Stefan Banach was one of the early 20th century’s most important mathematicians - if you’re at all interested in popular maths, you’ll have heard of the Banach-Tarski paradox; if you’ve done any serious linera algebra, you’ll know about Banach spaces; if you’ve read Cracking Mathematics (available wherever good books are sold), you’ll recognise his name from the chapter on the Scottish Cafe.

So obviously, I’ve picked a much less serious example from the list of things named after him: Banach’s matchbox problem. So far as I know, the problem is not due directly to Banach: how I imagine it got the name is that Steinhaus had a probability problem and wanted to tease Banach about how much he smoked. It’s not the problem that is Banach’s, but the matchbox.

Or rather, matchboxes.

The problem

Professor Banach starts the day with a box of matches in each pocket, each containing $N$ matches. Throughout the day, he removes a match from either pocket at random. At some point, he reaches for a match and finds the box he’s picked is empty. What’s the probability that the other box has $k$ matches remaining?

It’s easy to work the cases out for small $N$. In the trivial case, when $N=0$, there are obviously always 0 matches in the other pocket.

When $N=1$, suppose he picks the left pocket first. If he picks the right pocket next (which he will do with probability $\frac{1}{2}$), he will find the other matchbox has no matches left; if he picks left, he’ll find the other matchbox has one match. 0 and 1 are equally likely answers.

How about $N=2$? That’s more complicated. Again, suppose he picks left first. This time, working it through, the probabilities are $\frac{1}{4}$ for $N=2$ and $\frac{3}{8}$ for $N=1$ and for $N=0$.

The general case

If Professor Banach finds $k$ matches remaining in the left matchbox after exhausting the right, he must have picked the left pocket $N-k$ times and the right pocket $N$ times, before finally picking the right pocket.

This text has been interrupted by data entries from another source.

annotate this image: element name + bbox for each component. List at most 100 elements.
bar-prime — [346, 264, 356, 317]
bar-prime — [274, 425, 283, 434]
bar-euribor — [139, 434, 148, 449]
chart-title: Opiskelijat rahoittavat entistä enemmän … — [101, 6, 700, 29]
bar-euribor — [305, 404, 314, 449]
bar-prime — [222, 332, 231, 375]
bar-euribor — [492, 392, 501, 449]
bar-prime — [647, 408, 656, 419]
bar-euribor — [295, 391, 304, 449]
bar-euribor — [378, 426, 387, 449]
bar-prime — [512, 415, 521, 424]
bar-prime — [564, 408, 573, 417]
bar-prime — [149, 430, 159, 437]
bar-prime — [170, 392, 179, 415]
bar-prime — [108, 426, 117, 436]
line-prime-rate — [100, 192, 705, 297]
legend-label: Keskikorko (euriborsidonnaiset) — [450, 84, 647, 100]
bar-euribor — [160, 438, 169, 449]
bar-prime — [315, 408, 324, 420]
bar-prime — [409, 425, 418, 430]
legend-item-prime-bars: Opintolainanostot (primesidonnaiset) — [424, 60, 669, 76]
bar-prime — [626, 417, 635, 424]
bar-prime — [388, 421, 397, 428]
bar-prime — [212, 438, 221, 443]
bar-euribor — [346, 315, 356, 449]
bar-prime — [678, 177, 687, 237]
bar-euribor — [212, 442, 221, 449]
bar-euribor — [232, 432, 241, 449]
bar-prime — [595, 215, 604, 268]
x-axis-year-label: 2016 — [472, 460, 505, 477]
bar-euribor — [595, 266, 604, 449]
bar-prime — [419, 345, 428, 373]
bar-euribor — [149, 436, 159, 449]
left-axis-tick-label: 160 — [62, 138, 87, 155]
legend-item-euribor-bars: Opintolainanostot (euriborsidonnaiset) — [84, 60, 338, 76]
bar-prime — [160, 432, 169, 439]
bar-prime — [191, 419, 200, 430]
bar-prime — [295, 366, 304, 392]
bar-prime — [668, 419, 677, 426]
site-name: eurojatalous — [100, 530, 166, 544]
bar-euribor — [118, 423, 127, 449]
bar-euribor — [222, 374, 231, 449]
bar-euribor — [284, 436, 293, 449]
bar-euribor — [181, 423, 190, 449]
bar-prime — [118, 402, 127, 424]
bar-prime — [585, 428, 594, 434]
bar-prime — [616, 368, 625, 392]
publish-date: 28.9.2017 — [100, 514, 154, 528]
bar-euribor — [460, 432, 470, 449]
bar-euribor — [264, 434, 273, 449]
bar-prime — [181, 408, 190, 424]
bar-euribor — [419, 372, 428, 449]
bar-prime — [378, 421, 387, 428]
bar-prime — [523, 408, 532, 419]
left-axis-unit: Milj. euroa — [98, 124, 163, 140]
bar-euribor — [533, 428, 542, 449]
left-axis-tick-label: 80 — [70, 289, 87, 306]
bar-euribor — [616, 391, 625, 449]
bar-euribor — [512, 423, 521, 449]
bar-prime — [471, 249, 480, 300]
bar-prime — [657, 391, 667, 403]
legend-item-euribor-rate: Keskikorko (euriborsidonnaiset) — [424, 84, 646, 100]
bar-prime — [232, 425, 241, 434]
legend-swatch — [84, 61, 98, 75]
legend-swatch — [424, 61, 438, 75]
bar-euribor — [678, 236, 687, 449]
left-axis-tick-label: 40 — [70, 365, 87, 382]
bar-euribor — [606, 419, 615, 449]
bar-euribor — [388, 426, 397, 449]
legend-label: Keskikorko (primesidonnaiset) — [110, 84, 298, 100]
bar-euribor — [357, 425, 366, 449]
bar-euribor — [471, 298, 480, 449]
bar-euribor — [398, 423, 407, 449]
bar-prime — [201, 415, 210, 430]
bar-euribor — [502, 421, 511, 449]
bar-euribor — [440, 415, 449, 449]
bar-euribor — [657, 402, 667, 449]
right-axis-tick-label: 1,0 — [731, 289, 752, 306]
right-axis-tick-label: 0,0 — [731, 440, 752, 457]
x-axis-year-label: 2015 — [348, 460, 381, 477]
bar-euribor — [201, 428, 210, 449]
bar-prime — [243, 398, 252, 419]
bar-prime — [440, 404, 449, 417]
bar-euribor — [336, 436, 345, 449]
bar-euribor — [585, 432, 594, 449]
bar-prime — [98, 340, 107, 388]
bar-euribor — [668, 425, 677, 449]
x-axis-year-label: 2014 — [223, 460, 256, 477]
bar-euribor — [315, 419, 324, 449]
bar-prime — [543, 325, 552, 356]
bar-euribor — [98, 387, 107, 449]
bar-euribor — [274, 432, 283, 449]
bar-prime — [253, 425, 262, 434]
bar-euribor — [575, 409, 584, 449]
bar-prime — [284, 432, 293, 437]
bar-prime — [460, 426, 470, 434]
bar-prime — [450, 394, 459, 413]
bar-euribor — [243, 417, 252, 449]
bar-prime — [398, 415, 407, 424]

Those first $2N-k$ choices can be ordered $\nCr {2N-k}{N-k}$ ways; each way has a probability of $\br{\frac{1}{2}}^{2N-k}$ of occurring. We need to take into account the final choice (with probability of a half) but also that we’d get the same result using the other pocket (so we need to double our probability).

Overall, if $X$ is the random variable describing the number of left-over matches, we have $P(X=k) = \nCr{2N-k}{N-k} \br{\frac{1}{2}}^{2N-k}$.

* Edited 2019-02-09 to change category